“You very quickly realize there’s a certain iconography and a power to wearing one of these suits.” – Griffin Newman
One thing great actors of the decades before multiplex blockbusters never had to contend with was tight-fitting, move-restricting superhero costumes. But nowadays it’s common for actors to wear form-fitting suits that might otherwise look ridiculous in superhero projects. But beyond just concerns of appearing silly, actors also have to face another problem — the suits often cover up parts of their face, or hamper their movements, or rob them of their acting tools in another fashion. The Tick star Griffin Newman spoke to Vox about the challenges of acting in a superhero suit.
Newman reveals that even wearing his sidekick suit — as silly as it may appear — gives an actor a certain amount of power when wearing it. He explains, “From the moment I did the first costume fitting and I was in this room full of mirrors where they were going to poke me and prod me and pin me and try to figure out how to make the suit look better — they’re pulling at the seams, and I’m just catching glimpses of myself in these reflections, and testing out every little move I do. You very quickly realize there’s a certain iconography and a power to wearing one of these suits.”
To prove his point, Newman turns to an expert opinion — that of one of the biggest superhero movie stars of all time. He says, “Michael Keaton always said, ‘The thing I realized when I got Batman is you have to work that suit.’ He realized how much lifting that does. But the other end of that is they are physically restricting in all these weird, weird ways.”

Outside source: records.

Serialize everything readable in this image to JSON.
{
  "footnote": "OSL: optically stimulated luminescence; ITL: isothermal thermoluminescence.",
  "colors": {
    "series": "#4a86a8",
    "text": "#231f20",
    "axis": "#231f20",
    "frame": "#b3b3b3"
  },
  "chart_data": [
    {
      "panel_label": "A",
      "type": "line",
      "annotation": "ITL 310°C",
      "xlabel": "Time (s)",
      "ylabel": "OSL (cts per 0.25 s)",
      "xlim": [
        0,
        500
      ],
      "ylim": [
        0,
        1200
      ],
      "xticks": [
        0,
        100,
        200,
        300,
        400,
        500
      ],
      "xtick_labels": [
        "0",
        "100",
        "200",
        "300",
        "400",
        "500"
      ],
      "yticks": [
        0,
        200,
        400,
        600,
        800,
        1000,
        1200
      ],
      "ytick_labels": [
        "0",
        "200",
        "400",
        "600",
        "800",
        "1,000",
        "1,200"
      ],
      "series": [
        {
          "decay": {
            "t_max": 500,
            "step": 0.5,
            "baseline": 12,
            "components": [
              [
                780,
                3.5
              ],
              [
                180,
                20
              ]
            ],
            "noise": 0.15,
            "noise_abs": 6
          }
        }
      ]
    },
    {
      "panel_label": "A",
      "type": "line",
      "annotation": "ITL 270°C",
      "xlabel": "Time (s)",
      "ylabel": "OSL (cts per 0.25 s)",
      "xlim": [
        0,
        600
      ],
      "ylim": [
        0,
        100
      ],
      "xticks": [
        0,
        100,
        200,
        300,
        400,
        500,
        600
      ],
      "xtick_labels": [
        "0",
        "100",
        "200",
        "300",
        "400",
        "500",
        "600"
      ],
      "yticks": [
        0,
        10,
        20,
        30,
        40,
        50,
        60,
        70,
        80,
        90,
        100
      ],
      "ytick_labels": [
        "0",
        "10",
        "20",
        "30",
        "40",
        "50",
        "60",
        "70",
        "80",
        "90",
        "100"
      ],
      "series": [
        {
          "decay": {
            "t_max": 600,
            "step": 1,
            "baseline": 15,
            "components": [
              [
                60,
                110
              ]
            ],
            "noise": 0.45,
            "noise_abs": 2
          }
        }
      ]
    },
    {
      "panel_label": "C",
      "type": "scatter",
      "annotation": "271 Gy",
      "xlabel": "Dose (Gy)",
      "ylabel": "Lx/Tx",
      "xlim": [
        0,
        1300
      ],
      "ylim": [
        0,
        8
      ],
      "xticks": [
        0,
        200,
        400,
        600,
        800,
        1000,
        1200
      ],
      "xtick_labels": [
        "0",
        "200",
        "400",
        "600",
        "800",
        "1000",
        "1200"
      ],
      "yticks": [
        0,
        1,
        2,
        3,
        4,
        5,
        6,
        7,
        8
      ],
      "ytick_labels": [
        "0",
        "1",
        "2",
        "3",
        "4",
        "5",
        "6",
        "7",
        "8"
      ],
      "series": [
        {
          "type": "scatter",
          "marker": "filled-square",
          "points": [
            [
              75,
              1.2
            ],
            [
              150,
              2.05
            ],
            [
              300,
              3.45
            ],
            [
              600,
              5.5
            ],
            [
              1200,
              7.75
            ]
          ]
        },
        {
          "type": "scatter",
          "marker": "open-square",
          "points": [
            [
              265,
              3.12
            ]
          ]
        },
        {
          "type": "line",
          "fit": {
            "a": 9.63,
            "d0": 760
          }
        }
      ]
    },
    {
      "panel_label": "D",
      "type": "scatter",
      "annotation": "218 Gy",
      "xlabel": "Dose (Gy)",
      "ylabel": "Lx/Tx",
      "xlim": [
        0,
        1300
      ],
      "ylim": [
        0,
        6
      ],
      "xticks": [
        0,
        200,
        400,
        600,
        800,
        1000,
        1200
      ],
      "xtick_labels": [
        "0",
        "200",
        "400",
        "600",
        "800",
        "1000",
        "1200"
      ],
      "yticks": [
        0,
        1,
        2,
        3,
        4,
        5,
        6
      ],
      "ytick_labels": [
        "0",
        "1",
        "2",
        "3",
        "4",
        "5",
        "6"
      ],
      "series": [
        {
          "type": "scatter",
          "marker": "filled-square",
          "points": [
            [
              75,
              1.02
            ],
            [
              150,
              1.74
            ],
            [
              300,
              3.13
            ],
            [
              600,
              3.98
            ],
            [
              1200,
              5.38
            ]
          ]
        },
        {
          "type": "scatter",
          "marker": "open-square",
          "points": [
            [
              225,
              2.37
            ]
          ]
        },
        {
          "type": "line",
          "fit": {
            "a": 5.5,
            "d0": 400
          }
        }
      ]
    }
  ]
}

Newman continues by pointing out the ways the suit limited his movement — but how that was yet another challenge he had to face as an actor:
My suit was essentially like a wetsuit, and a thing I realized very quickly is that it’s a little, not spandex-y, but it has that sort of tension to it, so if I’m not making a concerted effort to take on a certain position, it wants to go back to neutral. It wants to go back to square one. As an actor, you’re trying to figure out ways to use your body to make gestures that imbue the character with certain meaning or reveal certain things about your psychology, and this is a costume that wants to rob you of that power of physical subtlety.
I look at the show now, and certain scenes I go, like, “Wow, it’s crazy how much the suit adds there,” and other scenes, I look at it, and I go, “I should have been fighting harder to do something with my body.” Because sometimes it just looks like you’re standing there blankly.